Exception: 'Effect' as a Verb

While the word "effect" is most often used in English as a noun to signify "a change that results when something is done or happens" or "a particular feeling or mood created by something," there is one notable exception.

The word "effect" sometimes can be used as a verb. For example, in the phrase "the new administration hopes to effect a peace settlement," the word "effect" is a verb meaning that it "caused something to come into being."


When "effect" is used as a verb, the verb version also may signal that something has been accomplished. For example, if "Professor Darling is determined to effect change," then the word "effect" is being used as a verb to show that something is potentially being accomplished and that she has been able to effect change. "Effect" as a verb will affect the way you use it.

These exceptions aren't new rules, but they can make it tricky to use the right words in the correct context when speaking or writing.


Exception: 'Affect' as a Noun

The exception in English to using "affect" as a noun is a fairly straightforward difference between "affect" and "effect," as far as exceptions go. There is really only one usage in which "affect" should be used as a noun instead of a verb.

The exception to using "affect" as a noun affects a narrow segment of options used when describing, speaking or writing about emotions or mood. Knowing this exception can help you know when to use "affect" as producing change and when to use it as a noun that represents an object.


For example, the noun "affect" becomes the right word to describe "an emotional response or impact."

This often is the case in psychology or psychiatry when the noun "affect" refers to an emotional response — for example, the gestures, body language, vocal tone or facial expressions that we produce as the consequence of specific emotions.

The result of using "affect" as a noun is that this "affect" — usually referred to as "flat affect" — also commonly is used to describe a lack of response.

The following sentences are examples of using the noun "affect" as an object word:

• She did not have an emotional response to the sad movie; her affect was flat.

• His accent was an affect because he was only pretending to be French.

While knowing the difference between "affect" and "effect" when writing or speaking can take a bit of getting used to, knowing when to deploy the right word — and what the exceptions to the right word are — will help you make more sense of the English language.

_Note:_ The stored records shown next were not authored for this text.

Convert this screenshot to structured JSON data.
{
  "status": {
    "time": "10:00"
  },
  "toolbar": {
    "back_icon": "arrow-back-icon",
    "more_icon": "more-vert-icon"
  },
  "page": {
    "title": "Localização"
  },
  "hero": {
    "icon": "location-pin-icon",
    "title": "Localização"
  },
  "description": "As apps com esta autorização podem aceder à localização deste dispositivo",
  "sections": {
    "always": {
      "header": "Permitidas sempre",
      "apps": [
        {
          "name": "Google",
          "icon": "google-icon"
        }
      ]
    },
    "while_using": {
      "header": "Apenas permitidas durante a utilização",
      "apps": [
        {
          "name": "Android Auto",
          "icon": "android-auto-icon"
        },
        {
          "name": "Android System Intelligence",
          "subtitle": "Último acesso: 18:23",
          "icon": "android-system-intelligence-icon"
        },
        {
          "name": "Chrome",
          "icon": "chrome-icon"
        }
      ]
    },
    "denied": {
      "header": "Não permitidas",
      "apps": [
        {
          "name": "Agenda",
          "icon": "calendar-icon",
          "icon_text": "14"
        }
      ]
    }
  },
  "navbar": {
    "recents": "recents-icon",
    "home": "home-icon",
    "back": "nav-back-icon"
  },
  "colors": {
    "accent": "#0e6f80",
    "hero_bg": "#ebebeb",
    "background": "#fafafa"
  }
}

Frequently Asked Questions

What are some common mistakes people make with "affect" and "effect"?
Common mistakes include using "effect" as a verb instead of "affect," and using "affect" as a noun outside psychological contexts.
How can mnemonic devices help you remember the difference between "affect" and "effect"?
Mnemonic devices like RAVEN (Remember Affect Verb Effect Noun) can help distinguish between the correct usage of "affect" and "effect."